Wellington’s Soho apartments is the largest such complex in the capital, with 326 units. New Soho tenants receive a tenancy agreement stating in the fine print that Bosco is the default provider, but can choose another provider if they wish.
However, we’ve seen an email from a letting agent at Oxygen, a major property management company, claiming “you can only use one power supplier”.
Oxygen general manager Christian Casbolt said the information provided by the agent was incorrect and its Soho customers do have a choice of retailer, but Bosco is the default provider. However, the perception it’s the only option for power in the building is widespread. A morning spent interviewing Soho tenants failed to uncover anyone who had opted for another energy retailer.
Bosco also supplies energy to the common areas of Soho apartments, managed by the body corporate, at a cheaper price than the 35¢/kWh it charges for tenants.
Asked if it offers low rates to bodies corporate to get its foot in the door and become the default provider for tenants, Bosco defended the arrangements, stating the former usually qualified for lower commercial rates.
These default supply arrangements are defended on the basis of simplicity for the tenant as there’s a power provider ready to go when they move in, and that developers or body corporates can use their buying power to negotiate lower rates. But we reckon they compromise consumer choice. We’ll be raising property managers’ advice on switching retailers with the Commerce Commission.
If you have a run-in with your electricity or gas provider (for example, you reckon they’ve got your bill wrong) it has 20 days to resolve your complaint. If that doesn’t work, you can go to Utilities Disputes, a free and independent resolution service for electricity and gas complaints. The service will look into your complaint and usually arrange an arbitration meeting between you and the provider.
One of the more colourful stories in its case notes concerns Mr K, whose electricity retailer mistakenly cut power to his holiday home. It took three months before K realised. In this time the food in his fridge and freezer spoiled and his cattle smashed through the inactive electric fencing, causing extensive damage. Utilities Disputes upheld K’s complaint, recommending $6000 compensation.

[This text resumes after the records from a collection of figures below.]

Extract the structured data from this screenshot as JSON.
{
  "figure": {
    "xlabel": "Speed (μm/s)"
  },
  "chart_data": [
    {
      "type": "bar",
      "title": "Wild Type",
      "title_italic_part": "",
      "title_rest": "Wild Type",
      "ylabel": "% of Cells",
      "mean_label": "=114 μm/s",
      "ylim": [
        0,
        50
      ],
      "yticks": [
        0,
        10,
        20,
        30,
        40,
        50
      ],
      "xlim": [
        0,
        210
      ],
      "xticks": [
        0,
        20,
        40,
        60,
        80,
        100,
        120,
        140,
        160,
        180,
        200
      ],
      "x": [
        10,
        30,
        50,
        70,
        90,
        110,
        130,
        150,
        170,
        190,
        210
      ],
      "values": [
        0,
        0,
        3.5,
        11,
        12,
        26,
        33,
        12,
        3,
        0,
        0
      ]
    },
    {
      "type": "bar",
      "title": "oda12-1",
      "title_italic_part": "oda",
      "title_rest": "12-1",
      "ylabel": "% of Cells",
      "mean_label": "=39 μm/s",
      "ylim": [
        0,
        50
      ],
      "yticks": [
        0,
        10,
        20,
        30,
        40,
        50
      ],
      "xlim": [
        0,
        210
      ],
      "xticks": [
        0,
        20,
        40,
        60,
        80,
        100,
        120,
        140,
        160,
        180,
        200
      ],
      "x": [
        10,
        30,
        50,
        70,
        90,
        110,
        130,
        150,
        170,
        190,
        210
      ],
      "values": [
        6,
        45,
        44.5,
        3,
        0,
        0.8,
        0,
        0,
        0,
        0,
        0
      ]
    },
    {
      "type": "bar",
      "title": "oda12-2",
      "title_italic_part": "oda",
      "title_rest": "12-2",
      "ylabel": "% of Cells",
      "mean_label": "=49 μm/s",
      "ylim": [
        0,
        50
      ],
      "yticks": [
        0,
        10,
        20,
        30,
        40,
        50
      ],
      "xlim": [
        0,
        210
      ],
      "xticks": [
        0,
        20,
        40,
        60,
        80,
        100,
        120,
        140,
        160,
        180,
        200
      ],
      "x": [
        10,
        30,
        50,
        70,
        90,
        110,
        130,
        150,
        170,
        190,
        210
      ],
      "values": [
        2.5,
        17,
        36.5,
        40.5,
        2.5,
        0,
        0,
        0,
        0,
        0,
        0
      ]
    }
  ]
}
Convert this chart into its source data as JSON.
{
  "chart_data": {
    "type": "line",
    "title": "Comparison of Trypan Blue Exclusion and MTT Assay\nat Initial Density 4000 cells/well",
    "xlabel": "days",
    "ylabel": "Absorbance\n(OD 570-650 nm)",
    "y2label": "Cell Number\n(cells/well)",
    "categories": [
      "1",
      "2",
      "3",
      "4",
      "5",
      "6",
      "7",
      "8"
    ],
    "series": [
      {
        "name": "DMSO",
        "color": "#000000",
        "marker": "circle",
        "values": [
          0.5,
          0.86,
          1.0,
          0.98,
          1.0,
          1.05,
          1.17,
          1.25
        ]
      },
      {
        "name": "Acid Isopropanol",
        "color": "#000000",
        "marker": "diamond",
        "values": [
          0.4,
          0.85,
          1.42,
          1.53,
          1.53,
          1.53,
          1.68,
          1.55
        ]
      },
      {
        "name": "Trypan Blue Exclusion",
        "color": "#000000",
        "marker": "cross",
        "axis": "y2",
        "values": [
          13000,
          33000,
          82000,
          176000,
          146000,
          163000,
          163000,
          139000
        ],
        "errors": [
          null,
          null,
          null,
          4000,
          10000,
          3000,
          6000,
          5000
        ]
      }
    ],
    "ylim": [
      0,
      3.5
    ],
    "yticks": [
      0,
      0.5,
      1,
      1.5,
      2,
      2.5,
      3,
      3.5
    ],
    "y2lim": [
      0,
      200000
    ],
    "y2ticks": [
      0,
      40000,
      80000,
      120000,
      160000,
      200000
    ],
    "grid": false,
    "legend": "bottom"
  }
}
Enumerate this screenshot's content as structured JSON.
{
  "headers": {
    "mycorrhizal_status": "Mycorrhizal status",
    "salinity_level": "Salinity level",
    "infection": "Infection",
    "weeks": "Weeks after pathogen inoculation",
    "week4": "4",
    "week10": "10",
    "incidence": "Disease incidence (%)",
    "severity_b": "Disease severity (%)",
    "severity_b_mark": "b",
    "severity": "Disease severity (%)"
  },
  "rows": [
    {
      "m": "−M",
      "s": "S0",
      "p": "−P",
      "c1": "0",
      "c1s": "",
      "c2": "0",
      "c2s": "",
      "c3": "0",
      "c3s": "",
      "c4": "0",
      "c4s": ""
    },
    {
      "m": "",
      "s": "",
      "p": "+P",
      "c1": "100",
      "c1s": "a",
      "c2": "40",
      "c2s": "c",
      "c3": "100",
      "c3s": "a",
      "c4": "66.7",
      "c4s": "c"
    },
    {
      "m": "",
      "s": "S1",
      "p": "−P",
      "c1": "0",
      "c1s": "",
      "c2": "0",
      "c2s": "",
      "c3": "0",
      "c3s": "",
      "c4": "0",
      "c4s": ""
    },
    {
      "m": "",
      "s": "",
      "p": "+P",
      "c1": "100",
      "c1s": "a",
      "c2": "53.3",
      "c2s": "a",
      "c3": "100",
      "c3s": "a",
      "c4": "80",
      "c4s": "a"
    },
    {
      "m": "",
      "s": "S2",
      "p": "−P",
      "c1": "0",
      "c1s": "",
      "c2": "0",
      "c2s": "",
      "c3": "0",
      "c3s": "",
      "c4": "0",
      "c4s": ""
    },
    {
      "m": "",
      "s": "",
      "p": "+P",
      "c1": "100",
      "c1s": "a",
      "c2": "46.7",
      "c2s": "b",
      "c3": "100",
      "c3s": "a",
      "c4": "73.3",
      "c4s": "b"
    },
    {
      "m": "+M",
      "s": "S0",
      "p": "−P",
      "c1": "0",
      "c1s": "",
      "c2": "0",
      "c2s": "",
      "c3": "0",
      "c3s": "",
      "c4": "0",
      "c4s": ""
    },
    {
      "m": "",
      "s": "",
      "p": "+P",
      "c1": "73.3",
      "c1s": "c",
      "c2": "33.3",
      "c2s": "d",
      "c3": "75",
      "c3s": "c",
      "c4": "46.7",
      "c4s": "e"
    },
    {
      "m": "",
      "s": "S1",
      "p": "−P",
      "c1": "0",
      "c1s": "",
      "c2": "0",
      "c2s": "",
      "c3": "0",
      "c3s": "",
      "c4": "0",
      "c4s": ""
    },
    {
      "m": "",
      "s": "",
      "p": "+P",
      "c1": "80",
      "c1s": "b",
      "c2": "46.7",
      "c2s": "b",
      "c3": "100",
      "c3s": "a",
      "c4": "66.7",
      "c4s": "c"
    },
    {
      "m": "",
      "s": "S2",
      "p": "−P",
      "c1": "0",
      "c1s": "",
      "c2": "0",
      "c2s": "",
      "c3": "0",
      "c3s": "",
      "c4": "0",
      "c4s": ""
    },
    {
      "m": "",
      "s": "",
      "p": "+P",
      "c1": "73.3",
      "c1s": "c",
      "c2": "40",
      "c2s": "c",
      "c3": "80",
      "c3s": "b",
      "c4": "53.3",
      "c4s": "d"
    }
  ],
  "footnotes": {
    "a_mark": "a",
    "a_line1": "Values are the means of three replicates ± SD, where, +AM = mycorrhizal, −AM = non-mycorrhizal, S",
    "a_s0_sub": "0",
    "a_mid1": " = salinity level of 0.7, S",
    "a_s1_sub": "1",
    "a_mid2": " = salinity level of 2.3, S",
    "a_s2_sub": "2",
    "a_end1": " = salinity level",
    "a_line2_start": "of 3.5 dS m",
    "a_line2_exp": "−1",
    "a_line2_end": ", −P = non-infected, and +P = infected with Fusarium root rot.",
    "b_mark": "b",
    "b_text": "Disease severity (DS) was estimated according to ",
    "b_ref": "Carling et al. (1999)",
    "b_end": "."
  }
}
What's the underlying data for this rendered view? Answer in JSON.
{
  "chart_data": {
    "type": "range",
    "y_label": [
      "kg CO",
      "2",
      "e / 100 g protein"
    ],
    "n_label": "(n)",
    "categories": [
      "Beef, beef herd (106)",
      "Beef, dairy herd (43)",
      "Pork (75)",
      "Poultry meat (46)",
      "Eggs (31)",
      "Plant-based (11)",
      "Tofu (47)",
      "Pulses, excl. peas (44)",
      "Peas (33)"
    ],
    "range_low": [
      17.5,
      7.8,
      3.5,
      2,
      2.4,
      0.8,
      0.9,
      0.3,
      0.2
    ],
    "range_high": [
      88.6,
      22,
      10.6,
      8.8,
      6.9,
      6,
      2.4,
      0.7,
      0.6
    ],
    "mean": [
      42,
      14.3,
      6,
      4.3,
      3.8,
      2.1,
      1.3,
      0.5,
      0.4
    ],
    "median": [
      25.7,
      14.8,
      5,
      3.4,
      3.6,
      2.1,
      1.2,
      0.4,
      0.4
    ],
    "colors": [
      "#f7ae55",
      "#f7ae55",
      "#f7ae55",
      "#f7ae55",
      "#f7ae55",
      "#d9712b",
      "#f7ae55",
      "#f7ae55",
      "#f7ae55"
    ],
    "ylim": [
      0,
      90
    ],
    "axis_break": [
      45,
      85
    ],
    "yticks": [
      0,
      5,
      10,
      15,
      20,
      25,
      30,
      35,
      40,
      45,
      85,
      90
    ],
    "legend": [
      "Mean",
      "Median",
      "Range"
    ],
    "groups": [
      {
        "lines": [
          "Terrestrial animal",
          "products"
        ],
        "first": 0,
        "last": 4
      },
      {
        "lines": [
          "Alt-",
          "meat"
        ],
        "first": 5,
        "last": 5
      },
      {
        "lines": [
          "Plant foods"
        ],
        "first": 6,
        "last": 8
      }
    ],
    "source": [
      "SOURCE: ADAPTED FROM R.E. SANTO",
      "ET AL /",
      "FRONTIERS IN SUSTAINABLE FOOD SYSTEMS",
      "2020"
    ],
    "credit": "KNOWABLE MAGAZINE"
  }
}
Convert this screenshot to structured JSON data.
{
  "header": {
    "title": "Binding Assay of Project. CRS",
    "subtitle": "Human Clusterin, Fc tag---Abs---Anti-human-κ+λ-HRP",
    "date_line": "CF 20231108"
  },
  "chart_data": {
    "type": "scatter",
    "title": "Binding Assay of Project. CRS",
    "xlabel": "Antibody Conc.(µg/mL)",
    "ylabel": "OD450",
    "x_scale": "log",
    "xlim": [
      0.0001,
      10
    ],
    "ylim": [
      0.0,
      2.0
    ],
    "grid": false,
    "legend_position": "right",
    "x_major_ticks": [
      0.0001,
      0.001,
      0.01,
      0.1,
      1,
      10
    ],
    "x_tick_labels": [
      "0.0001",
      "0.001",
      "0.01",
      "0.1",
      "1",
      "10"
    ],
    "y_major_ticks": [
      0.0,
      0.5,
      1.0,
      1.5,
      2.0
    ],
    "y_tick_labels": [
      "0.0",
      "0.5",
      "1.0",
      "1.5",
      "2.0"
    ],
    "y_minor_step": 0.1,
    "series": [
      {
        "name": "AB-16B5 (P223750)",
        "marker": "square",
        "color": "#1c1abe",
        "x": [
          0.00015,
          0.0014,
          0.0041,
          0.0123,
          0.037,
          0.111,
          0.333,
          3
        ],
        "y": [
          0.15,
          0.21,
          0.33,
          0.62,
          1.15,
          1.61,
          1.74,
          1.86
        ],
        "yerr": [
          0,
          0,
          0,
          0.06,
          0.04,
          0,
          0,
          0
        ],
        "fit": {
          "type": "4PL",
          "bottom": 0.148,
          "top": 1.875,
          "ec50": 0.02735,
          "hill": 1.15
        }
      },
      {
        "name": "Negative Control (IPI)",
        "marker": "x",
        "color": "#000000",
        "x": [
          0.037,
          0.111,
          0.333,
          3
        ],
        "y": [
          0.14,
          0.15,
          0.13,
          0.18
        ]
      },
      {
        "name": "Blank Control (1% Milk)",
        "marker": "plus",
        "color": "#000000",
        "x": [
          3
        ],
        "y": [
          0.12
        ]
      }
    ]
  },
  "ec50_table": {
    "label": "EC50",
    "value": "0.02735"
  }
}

If you depend on your electricity staying on, you’d be forgiven for wanting to give this retailer a wide berth. However, the Utilities Disputes doesn’t name names in its decisions. While that’s in line with other dispute resolution services, such as the Banking Ombudsman and Telecommunications Dispute Resolution, we think naming retailers when complaints are upheld encourages better service.